Il s'agit d'une première mondiale. Rien ne garantit cependant que le processus soit applicable à l'homme...
De notre correspondant à Los Angeles
Du mythe de la fontaine de Jouvence au pacte réalisé par Dorian Gray, la quête de la jeunesse éternelle -voire de l'immortalité- reste le Graal ultime de la biogénétique. Dans une étude publiée lundi dans Nature, des scientifiques d'Harvard expliquent avoir réalisé une percée importante en inversant pour la première fois le processus de vieillissement chez des souris génétiquement modifiée.
Sur le papier, l'expérience est plutôt simple. L'équipe du professeur Ronald DePinho a mis au point des souris chez qui ils avaient bloqué la production de télomérase, une enzyme impliquée dans le vieillissement cellulaire. Pelage grisonnant, perte de l'odorat et des fonctions reproductrices, dégénérescence du cerveau... «Les rongeurs de six mois (une souris a une durée de vie moyenne de trois ans, ndr) montraient des caractéristiques similaires à celles d'un humain de 80 ans», explique DePinho.
La qualité de vie prolongée, pas la durée
Et puis les scientifiques ont réactivé la production de télomérase. Fertilité retrouvé, régénérescence du foie et de la rate, nouveaux neurones dans le cerveau... Le processus de vieillissement s'est alors quasi totalement inversé jusqu'à un retour «à un stade de jeune adulte».
Détail important: les cobayes n'ont pas vécu plus longtemps que des souris saines. Pour le scientifique, cette découverte est cependant porteuse d'espoirs dans la lutte contre les maladies dégénératives, comme Alzheimer, Parkinson ou la progéria.

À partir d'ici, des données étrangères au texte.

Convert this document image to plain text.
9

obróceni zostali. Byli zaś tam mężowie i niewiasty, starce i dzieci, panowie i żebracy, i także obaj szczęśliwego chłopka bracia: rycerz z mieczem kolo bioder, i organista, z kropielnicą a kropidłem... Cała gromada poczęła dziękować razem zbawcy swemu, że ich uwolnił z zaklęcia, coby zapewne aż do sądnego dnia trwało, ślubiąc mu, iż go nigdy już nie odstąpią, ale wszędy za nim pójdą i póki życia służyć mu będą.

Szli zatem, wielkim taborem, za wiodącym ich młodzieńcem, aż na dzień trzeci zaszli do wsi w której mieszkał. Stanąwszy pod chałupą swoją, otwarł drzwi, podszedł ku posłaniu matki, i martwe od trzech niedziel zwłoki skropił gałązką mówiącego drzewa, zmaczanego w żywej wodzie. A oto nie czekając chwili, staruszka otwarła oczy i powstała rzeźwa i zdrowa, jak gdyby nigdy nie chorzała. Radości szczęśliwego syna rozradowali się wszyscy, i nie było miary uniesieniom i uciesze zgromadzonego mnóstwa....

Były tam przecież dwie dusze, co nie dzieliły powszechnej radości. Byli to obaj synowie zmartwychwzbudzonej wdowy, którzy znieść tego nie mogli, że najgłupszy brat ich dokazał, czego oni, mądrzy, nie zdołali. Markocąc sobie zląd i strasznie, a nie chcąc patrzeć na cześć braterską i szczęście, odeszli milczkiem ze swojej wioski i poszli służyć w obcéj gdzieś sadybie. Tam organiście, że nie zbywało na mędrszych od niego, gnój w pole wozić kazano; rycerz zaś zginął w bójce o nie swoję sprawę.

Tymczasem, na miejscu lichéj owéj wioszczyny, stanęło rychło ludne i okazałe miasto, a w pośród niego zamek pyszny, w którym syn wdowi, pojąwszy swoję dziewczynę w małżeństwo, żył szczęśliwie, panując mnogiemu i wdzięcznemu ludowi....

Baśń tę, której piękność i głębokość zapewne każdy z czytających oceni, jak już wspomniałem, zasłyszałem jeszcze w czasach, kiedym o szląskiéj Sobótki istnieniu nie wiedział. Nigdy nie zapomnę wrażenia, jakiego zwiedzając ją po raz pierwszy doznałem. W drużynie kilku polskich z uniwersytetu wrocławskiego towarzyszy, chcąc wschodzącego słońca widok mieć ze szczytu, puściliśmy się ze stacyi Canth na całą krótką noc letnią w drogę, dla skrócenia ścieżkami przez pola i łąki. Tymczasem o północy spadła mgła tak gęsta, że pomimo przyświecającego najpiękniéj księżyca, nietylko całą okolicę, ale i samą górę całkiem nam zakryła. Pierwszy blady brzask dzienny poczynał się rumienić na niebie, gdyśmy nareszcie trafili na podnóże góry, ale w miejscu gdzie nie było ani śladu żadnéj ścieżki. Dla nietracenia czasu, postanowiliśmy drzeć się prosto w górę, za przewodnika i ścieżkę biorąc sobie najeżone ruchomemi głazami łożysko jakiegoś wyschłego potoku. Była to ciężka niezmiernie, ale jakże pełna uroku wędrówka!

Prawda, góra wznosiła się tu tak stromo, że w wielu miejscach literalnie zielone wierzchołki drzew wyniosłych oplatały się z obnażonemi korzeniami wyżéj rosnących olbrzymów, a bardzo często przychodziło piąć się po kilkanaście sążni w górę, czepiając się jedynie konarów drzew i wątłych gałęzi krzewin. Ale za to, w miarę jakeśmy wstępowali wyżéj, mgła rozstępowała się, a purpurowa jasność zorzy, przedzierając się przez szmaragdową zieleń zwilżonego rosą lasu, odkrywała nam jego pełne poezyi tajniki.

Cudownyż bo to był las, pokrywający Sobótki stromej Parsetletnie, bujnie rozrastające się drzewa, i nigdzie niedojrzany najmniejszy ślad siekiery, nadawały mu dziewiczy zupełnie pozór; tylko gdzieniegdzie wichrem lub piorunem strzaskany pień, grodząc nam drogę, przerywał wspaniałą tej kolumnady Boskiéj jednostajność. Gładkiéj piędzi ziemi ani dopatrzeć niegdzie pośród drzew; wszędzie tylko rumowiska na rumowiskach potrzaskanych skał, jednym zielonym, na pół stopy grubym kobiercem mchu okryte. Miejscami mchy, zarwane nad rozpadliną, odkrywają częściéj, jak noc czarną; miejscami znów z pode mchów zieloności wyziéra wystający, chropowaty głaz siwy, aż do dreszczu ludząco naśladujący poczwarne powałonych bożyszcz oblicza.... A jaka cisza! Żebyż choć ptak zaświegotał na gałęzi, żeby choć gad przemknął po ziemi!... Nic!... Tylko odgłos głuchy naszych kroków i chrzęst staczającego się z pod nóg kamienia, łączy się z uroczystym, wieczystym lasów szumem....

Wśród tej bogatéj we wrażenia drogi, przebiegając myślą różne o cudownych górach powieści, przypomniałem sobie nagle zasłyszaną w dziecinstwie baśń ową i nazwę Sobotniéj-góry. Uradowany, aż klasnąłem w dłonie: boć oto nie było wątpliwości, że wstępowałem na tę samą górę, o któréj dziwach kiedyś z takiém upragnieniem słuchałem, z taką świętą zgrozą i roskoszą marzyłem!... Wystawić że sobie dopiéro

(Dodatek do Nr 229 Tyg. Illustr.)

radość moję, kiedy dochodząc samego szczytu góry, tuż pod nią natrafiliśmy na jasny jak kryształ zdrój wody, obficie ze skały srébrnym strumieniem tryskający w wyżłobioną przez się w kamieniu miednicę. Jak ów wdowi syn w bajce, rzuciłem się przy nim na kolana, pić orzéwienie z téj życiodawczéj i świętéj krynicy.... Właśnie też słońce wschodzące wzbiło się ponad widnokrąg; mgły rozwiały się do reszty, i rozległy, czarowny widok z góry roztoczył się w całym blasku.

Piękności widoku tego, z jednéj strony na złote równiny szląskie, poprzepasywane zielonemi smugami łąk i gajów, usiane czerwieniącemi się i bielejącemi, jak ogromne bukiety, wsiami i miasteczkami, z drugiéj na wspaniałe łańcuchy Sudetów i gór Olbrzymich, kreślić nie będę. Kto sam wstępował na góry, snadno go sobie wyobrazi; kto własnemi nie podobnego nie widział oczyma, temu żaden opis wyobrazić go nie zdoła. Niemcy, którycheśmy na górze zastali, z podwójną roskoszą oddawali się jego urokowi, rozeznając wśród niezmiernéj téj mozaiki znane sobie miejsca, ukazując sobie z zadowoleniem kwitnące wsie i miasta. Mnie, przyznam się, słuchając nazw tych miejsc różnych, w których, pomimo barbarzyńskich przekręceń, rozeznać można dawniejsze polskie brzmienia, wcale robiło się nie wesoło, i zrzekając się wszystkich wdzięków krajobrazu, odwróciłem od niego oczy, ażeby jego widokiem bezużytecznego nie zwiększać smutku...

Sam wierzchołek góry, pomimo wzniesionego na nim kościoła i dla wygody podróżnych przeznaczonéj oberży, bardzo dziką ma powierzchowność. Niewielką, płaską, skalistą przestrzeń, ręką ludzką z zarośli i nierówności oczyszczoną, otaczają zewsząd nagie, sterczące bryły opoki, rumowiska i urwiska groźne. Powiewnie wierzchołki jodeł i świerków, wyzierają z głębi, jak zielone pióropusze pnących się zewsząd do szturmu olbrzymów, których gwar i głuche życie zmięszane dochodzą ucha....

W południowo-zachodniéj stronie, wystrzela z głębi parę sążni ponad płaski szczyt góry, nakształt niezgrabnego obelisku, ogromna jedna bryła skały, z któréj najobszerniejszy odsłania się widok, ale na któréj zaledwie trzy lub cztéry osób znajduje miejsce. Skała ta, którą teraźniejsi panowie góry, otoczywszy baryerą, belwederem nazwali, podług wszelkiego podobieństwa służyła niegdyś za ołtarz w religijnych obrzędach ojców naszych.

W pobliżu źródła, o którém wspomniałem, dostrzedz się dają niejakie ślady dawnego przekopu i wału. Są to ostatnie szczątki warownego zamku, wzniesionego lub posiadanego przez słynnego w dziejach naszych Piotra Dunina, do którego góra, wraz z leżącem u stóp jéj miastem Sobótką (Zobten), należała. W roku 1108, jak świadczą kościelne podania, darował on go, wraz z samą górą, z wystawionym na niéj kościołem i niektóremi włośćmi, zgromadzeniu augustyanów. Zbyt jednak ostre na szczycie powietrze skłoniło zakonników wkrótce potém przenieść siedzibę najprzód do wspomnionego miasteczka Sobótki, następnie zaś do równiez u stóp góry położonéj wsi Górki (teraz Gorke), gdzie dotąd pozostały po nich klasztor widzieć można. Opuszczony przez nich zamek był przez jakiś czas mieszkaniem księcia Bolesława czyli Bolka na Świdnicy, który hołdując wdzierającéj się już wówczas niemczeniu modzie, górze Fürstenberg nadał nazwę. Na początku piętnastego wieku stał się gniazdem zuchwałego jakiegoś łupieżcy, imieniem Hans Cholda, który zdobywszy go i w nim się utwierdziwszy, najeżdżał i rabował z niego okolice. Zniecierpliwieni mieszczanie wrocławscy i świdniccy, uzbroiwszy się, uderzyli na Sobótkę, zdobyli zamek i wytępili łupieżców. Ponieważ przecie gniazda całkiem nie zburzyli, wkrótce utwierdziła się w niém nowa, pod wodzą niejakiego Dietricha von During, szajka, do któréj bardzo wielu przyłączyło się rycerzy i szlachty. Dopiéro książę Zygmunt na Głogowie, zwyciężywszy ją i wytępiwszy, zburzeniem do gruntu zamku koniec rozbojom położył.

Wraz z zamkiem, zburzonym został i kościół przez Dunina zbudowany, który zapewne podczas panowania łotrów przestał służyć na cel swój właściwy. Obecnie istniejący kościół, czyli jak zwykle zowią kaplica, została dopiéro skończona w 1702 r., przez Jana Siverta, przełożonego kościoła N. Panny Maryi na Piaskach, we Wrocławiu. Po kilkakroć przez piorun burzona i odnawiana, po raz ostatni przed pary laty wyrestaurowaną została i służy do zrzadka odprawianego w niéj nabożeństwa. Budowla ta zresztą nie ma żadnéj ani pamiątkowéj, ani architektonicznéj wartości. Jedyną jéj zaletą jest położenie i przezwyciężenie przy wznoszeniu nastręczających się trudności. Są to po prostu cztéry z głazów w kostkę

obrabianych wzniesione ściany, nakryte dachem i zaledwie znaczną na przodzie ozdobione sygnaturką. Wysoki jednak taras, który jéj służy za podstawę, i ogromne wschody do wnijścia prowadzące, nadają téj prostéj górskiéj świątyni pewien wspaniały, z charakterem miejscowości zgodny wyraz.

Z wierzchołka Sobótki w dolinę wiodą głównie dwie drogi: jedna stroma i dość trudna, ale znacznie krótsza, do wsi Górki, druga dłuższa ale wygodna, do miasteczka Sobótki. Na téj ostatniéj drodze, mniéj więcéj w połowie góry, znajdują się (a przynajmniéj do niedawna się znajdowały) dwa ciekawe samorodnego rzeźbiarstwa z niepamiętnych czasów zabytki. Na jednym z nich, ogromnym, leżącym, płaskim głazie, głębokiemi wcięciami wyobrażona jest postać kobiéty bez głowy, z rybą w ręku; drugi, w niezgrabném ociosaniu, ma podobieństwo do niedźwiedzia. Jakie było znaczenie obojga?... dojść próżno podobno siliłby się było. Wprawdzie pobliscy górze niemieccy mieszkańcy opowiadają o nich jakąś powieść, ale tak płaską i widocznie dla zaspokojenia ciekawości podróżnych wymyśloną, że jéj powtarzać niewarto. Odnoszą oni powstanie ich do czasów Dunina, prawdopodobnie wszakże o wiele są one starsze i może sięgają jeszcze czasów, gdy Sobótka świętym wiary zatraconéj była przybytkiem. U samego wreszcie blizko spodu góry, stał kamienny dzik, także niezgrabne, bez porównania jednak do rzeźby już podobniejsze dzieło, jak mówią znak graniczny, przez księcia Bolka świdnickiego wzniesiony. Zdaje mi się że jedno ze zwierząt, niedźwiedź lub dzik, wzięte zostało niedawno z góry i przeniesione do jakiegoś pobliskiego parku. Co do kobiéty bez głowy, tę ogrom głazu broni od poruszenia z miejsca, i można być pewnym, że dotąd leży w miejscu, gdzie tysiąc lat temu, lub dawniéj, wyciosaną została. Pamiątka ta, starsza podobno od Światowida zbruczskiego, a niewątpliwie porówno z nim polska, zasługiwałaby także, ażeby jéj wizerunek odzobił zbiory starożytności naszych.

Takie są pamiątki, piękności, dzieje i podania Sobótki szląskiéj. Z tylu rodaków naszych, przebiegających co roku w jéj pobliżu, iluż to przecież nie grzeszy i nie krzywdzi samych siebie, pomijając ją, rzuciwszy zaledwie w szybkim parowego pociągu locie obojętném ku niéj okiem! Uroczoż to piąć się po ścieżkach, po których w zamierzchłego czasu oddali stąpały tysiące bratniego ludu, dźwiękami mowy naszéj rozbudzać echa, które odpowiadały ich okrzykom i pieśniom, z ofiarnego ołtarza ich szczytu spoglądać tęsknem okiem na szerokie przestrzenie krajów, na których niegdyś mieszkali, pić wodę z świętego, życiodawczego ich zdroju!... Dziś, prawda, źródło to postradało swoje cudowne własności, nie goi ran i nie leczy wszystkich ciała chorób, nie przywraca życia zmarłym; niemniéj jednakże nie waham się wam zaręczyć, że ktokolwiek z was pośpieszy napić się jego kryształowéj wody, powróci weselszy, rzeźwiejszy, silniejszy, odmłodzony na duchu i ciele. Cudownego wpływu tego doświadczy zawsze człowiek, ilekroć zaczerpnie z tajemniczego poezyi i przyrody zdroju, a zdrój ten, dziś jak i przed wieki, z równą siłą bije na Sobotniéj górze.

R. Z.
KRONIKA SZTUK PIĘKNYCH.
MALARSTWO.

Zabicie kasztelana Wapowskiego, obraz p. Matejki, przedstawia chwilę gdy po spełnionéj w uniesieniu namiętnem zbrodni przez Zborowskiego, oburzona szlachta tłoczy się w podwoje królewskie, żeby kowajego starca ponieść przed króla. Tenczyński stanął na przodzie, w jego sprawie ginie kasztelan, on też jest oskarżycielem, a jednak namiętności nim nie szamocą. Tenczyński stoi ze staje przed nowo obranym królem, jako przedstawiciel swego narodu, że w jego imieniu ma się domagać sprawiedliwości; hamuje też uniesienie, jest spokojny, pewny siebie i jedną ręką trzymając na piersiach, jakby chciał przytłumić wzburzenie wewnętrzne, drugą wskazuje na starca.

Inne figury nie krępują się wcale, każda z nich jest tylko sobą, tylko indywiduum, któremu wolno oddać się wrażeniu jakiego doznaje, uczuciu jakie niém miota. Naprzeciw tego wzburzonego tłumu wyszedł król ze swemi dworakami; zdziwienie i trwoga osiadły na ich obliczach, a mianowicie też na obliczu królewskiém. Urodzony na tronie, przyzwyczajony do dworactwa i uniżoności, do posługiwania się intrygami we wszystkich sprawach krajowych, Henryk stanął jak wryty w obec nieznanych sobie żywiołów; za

Ronald DePinho envisage même la possibilité de fabriquer un jour des pilules «anti-vieillissement» qui nous permettraient de vivre en meilleure santé.

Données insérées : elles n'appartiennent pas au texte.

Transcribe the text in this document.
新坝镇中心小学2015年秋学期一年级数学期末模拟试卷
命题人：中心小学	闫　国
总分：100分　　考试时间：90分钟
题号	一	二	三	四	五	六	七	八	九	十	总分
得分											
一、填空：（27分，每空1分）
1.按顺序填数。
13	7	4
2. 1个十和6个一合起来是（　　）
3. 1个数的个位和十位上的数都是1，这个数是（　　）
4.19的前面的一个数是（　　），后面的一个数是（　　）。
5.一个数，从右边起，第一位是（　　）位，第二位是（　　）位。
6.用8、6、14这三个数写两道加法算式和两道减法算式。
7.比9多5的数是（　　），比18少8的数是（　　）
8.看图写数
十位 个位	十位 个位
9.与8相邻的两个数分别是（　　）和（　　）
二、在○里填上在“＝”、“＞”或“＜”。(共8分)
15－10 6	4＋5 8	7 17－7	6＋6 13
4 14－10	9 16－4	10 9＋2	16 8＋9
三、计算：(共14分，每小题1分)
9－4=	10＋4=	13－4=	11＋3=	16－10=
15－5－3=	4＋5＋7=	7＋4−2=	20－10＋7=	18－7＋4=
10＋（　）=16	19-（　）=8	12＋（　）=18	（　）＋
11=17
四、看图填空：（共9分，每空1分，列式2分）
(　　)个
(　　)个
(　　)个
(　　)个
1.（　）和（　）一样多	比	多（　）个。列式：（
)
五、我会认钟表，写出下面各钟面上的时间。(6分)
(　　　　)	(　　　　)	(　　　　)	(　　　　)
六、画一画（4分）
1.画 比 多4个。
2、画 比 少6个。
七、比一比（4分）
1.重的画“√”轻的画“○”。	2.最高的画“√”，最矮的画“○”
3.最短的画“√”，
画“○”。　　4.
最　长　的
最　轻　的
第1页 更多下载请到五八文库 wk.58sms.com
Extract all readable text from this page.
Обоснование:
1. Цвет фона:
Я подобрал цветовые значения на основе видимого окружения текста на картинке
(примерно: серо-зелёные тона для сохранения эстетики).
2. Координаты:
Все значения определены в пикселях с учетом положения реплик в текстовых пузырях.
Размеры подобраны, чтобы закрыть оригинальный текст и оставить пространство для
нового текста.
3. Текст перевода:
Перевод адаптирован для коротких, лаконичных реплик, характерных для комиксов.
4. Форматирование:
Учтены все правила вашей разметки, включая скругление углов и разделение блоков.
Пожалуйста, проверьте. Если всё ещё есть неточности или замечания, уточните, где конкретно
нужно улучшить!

Protection de l'information génétique
La télomérase a été découverte en 1985. Des travaux sur l'enzyme ont permis à trois scientifiques américains de décrocher le Nobel de médecine en 2009. Elle intervient dans la création des télomères, une région située à l'extrémité de nos chromosomes, sorte de protection chargée d'éviter un effilochement et une perte d'information génétique lorsque nos bâtonnets sont dupliqués. C'est un peu comme pour des chaussures: si le plastique au bout d'un lacet s'abîme, ce dernier devienne vite inutilisable.
Avant une transposition chez l'homme, il reste cependant du chemin. Les scientifiques devront d'abord déterminer si l'expérience peut avoir un impact chez des souris saines, non génétiquement modifiée pour vieillir plus vite. Ensuite il faudra «des années et des années», selon DePinho, avant de possibles essais chez l'homme.
Réactiver la production de télomérase chez l'adulte pourrait avoir des effets néfastes et déclencher une activité cancéreuse (ce qui n'a cependant pas été le cas chez les souris). Bref, Benjamin Button, ce n'est pas encore pour demain.